Jack Bogle is a living hero to many of us who want more and better investment opportunities for all investors. Of course, he founded the Vanguard family of mutual funds, but he has also been a tireless advocate of mutual funds since he stopped working full time. The last time I spoke with him was for an interview I did for a book on mutual funds. At that point, he was pacing around in a hospital room waiting to go in for heart transplant surgery. He is still alive and well over a decade later, so his surgeon must have done an incredible job.
Jack is still positive on bonds, as this column from Chuck Jaffe indicates. But there is also a surprising statement from him when it comes to returns on stocks.
Bogle’s not afraid of bonds (MarketWatch.com, June 6, 2010, Chuck Jaffe)
…Asked to forecast returns for stocks and bonds, Bogle said that over the next decade — the shortest time period he ever cares to discuss — stocks should carry their weight, though not without stumbles.
Effectively, Bogle said he believes an annualized average gain of 7% is reasonable in stocks over the next decade, while he expects bonds — a mix of corporates and Treasurys — to yield about 4.5%.
“Stocks should get the nod, but only if you can afford to fight your way through the turbulence that you will see in the coming decade,” Bogle said.
…”I do not believe that we should rethink the old principles of asset allocation,” Bogle said in the Morningstar interview. “You know, it’s fine to say, ‘Be opportunistic,’ and expand the list of your diversification options into commodities or gold or private equity or whatever else it might be. I don’t happen to buy that.
That’s an interesting perspective from Jack Bogle. Essentially, he is arguing for a fairly simple asset mix allocated to stocks and bonds. He also suggests someone consider an age-based asset allocation with the commitment to stocks going down as the investor ages. He goes on to fine tune that point a bit though.
“I would emphasize an asset allocation that begins with this crude rule of thumb of having your bond position equal to something relating to your age,” Bogle said. “So if you’re 60 — 60% bonds.”…Bogle did have his caveats on how to properly calculate the asset allocation, even using his simple age-based formula.
“You’ve got to take all of your assets into account when you figure that asset allocation,” he explained, “because for example, your Social Security investment, when you’re say 60 or 65, has a capitalized value of something like $300,000, and it’s going to continue to pay. It may pay a little bit less. I hope we can solve that problem, but it’s not going to go away.

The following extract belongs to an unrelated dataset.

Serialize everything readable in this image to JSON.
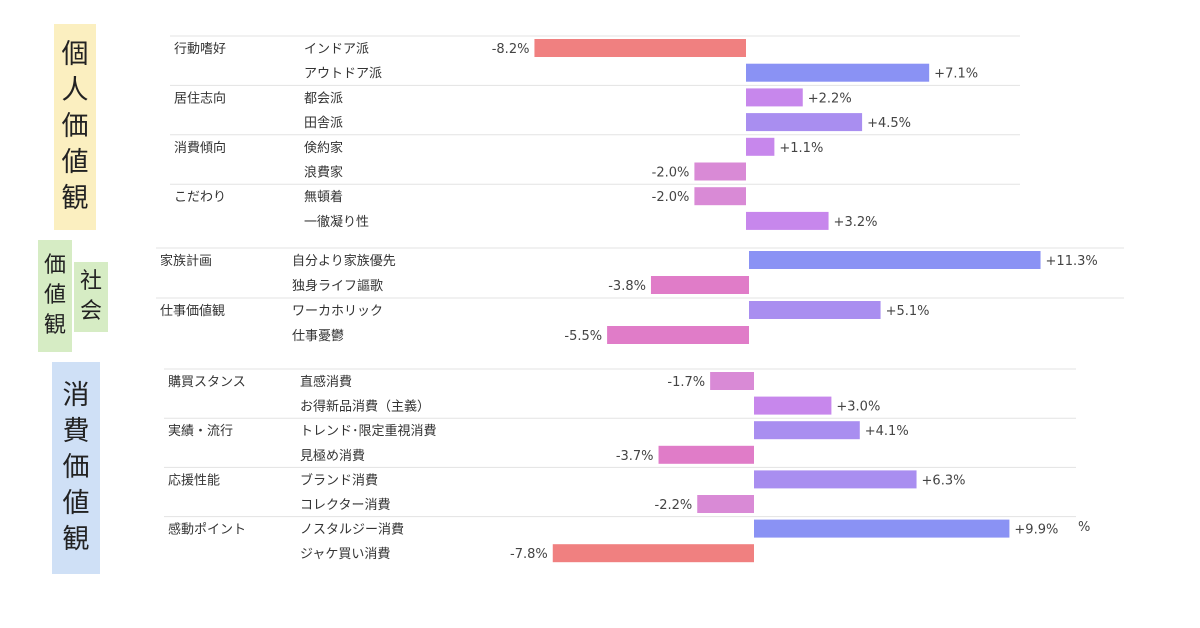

What he means by this comment on Social Security is that it functions like an income investment worth a fair amount for most Social Security recipients.
“And so, if you have $100,000 to invest, I don’t see why you would not put it all in stocks at that stage of your life. That would be 25% then in equities and 75% in effect fixed income with an inflation hedge [via Social Security]. It’s a good investment.”…

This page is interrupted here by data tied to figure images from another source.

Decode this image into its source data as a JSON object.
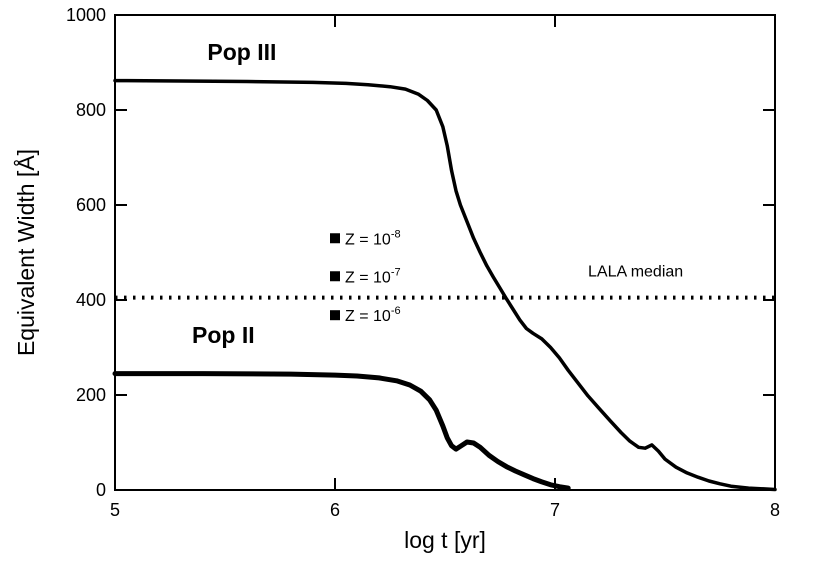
{
  "chart_data": {
    "type": "line",
    "title": "",
    "xlabel": "log t [yr]",
    "ylabel": "Equivalent Width [Å]",
    "xlim": [
      5,
      8
    ],
    "ylim": [
      0,
      1000
    ],
    "xticks": [
      5,
      6,
      7,
      8
    ],
    "yticks": [
      0,
      200,
      400,
      600,
      800,
      1000
    ],
    "grid": false,
    "legend_position": "inside-left-middle",
    "series": [
      {
        "name": "Pop III",
        "stroke_width": 3.5,
        "label_pos": {
          "x": 5.42,
          "y": 905
        },
        "points": [
          [
            5.0,
            862
          ],
          [
            5.3,
            861
          ],
          [
            5.6,
            860
          ],
          [
            5.9,
            858
          ],
          [
            6.05,
            856
          ],
          [
            6.15,
            853
          ],
          [
            6.25,
            849
          ],
          [
            6.32,
            844
          ],
          [
            6.38,
            833
          ],
          [
            6.42,
            820
          ],
          [
            6.46,
            800
          ],
          [
            6.49,
            765
          ],
          [
            6.51,
            725
          ],
          [
            6.53,
            672
          ],
          [
            6.55,
            630
          ],
          [
            6.57,
            600
          ],
          [
            6.6,
            565
          ],
          [
            6.63,
            530
          ],
          [
            6.66,
            500
          ],
          [
            6.69,
            472
          ],
          [
            6.72,
            448
          ],
          [
            6.75,
            425
          ],
          [
            6.78,
            402
          ],
          [
            6.81,
            380
          ],
          [
            6.84,
            358
          ],
          [
            6.87,
            340
          ],
          [
            6.9,
            330
          ],
          [
            6.94,
            318
          ],
          [
            6.98,
            300
          ],
          [
            7.02,
            278
          ],
          [
            7.06,
            252
          ],
          [
            7.1,
            228
          ],
          [
            7.15,
            198
          ],
          [
            7.2,
            172
          ],
          [
            7.25,
            146
          ],
          [
            7.3,
            121
          ],
          [
            7.34,
            103
          ],
          [
            7.38,
            90
          ],
          [
            7.41,
            88
          ],
          [
            7.44,
            95
          ],
          [
            7.47,
            82
          ],
          [
            7.5,
            65
          ],
          [
            7.55,
            48
          ],
          [
            7.6,
            36
          ],
          [
            7.65,
            27
          ],
          [
            7.7,
            19
          ],
          [
            7.75,
            13
          ],
          [
            7.8,
            8
          ],
          [
            7.88,
            4
          ],
          [
            8.0,
            1
          ]
        ]
      },
      {
        "name": "Pop II",
        "stroke_width": 5,
        "label_pos": {
          "x": 5.35,
          "y": 310
        },
        "points": [
          [
            5.0,
            245
          ],
          [
            5.4,
            245
          ],
          [
            5.8,
            244
          ],
          [
            6.0,
            242
          ],
          [
            6.1,
            240
          ],
          [
            6.2,
            236
          ],
          [
            6.28,
            230
          ],
          [
            6.34,
            221
          ],
          [
            6.39,
            208
          ],
          [
            6.43,
            190
          ],
          [
            6.46,
            168
          ],
          [
            6.49,
            135
          ],
          [
            6.51,
            110
          ],
          [
            6.53,
            93
          ],
          [
            6.55,
            86
          ],
          [
            6.57,
            92
          ],
          [
            6.6,
            101
          ],
          [
            6.63,
            99
          ],
          [
            6.66,
            90
          ],
          [
            6.7,
            73
          ],
          [
            6.74,
            60
          ],
          [
            6.78,
            49
          ],
          [
            6.82,
            40
          ],
          [
            6.86,
            32
          ],
          [
            6.9,
            24
          ],
          [
            6.94,
            17
          ],
          [
            6.98,
            11
          ],
          [
            7.02,
            7
          ],
          [
            7.06,
            4
          ]
        ]
      }
    ],
    "reference_line": {
      "label": "LALA median",
      "y": 405,
      "style": "dotted",
      "label_pos": {
        "x": 7.15,
        "y": 450
      }
    },
    "legend_markers": [
      {
        "label": "Z = 10^-8",
        "x": 6.0,
        "y": 530
      },
      {
        "label": "Z = 10^-7",
        "x": 6.0,
        "y": 450
      },
      {
        "label": "Z = 10^-6",
        "x": 6.0,
        "y": 368
      }
    ],
    "colors": {
      "line": "#000000",
      "background": "#ffffff"
    }
  }
}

In this example, Bogle is using the stream of income one receives from Social Security as an income investment with a value of $300,000. So, for an investor with an additional $100,000 to invest outside of Social Security, he is suggesting that would all go to stocks, giving a 75% income weighting and a 25% equity weighting.
Even though he does not say this in the quoted excerpt, knowing Jack, I’m sure he means that this $100,000 would have to be money that is for long-term investing. This would be separate from any cash holdings such as a ‘rainy day’ fund you might have for short-term needs.

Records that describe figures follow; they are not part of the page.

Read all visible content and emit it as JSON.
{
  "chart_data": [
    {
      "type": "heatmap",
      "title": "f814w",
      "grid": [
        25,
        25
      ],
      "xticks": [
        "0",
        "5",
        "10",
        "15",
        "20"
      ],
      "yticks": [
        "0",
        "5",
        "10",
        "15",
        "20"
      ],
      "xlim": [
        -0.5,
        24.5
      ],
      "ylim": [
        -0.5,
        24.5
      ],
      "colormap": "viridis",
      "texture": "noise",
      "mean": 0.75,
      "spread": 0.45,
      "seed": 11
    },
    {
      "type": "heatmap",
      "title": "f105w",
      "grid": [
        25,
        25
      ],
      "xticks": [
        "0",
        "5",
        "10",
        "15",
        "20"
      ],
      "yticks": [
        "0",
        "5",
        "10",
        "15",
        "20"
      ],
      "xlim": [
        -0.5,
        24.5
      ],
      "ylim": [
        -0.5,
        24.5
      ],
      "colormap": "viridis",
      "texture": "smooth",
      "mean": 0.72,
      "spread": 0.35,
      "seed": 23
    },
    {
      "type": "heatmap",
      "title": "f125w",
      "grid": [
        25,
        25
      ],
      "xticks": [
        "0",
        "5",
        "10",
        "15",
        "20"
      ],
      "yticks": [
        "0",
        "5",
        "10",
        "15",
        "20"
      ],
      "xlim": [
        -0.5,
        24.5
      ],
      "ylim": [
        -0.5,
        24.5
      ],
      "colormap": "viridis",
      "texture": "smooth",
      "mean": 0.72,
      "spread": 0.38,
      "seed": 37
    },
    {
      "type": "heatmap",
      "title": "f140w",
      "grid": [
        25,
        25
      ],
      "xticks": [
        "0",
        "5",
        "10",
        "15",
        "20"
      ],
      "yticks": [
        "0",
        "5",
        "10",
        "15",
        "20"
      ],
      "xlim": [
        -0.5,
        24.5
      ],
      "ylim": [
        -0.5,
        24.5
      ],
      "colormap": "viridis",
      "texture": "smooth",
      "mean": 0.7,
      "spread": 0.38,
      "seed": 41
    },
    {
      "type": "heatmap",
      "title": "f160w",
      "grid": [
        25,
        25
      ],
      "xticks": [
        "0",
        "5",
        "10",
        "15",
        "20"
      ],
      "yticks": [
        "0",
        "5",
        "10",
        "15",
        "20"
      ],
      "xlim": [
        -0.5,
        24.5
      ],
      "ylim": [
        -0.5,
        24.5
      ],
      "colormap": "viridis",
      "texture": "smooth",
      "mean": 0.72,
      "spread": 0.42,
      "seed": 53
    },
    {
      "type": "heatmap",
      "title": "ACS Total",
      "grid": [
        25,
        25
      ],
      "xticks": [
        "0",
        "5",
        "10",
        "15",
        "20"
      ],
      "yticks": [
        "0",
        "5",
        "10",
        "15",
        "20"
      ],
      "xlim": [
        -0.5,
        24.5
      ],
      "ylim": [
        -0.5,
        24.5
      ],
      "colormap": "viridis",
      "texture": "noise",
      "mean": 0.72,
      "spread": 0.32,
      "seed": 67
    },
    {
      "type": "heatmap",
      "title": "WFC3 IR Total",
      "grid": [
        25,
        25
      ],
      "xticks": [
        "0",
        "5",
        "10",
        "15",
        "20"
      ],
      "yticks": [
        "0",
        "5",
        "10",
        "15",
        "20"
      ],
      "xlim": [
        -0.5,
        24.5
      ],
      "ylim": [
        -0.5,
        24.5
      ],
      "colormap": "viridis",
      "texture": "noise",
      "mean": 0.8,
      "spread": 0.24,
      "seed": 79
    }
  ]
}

Update: Just read a transcript of an interview Jack Bogle did with Jason Stipp of Morningstar (see here). In it, he fleshed out his thoughts on the fixed income markets. Here is what he said:
…Well, first let me observe, there are not a lot of places to hide. If you don’t like fixed-income investments like bond funds, or municipal, corporate bond funds, government bond funds, U.S. Treasury bond funds, or municipal bond funds, that leaves money market funds. And the yield on money market funds today is probably something like a tenth of one percent, or maybe two tenths of one percent. So, following the old rule, it will take 360 years to double your money at that rate. That’s a long time.
So you have to do something, and you have to do something that will be more or less durable. So my response would be, first, I’m nervous about the fixed income markets, and therefore I would not use long maturities. In the long run, as everybody should know, the long maturities having the highest yield will pay the highest return. But on the other hand, they fluctuate much more widely.
And so, I’d say some combination of maybe one half short term bonds, or limited term, a little longer than short term, or in intermediate terms. In other words, half in short and limited, and half in intermediate term, which should give you some reasonable income, and should enable you to ride with these fluctuations that are sure to come, I think, in the bond market…
So, he’s not really bullish on bonds, but believes they are worth holding as long as you are careful. That makes sense to me, although I still think intermediate term bond funds are the sweet spot for income investing.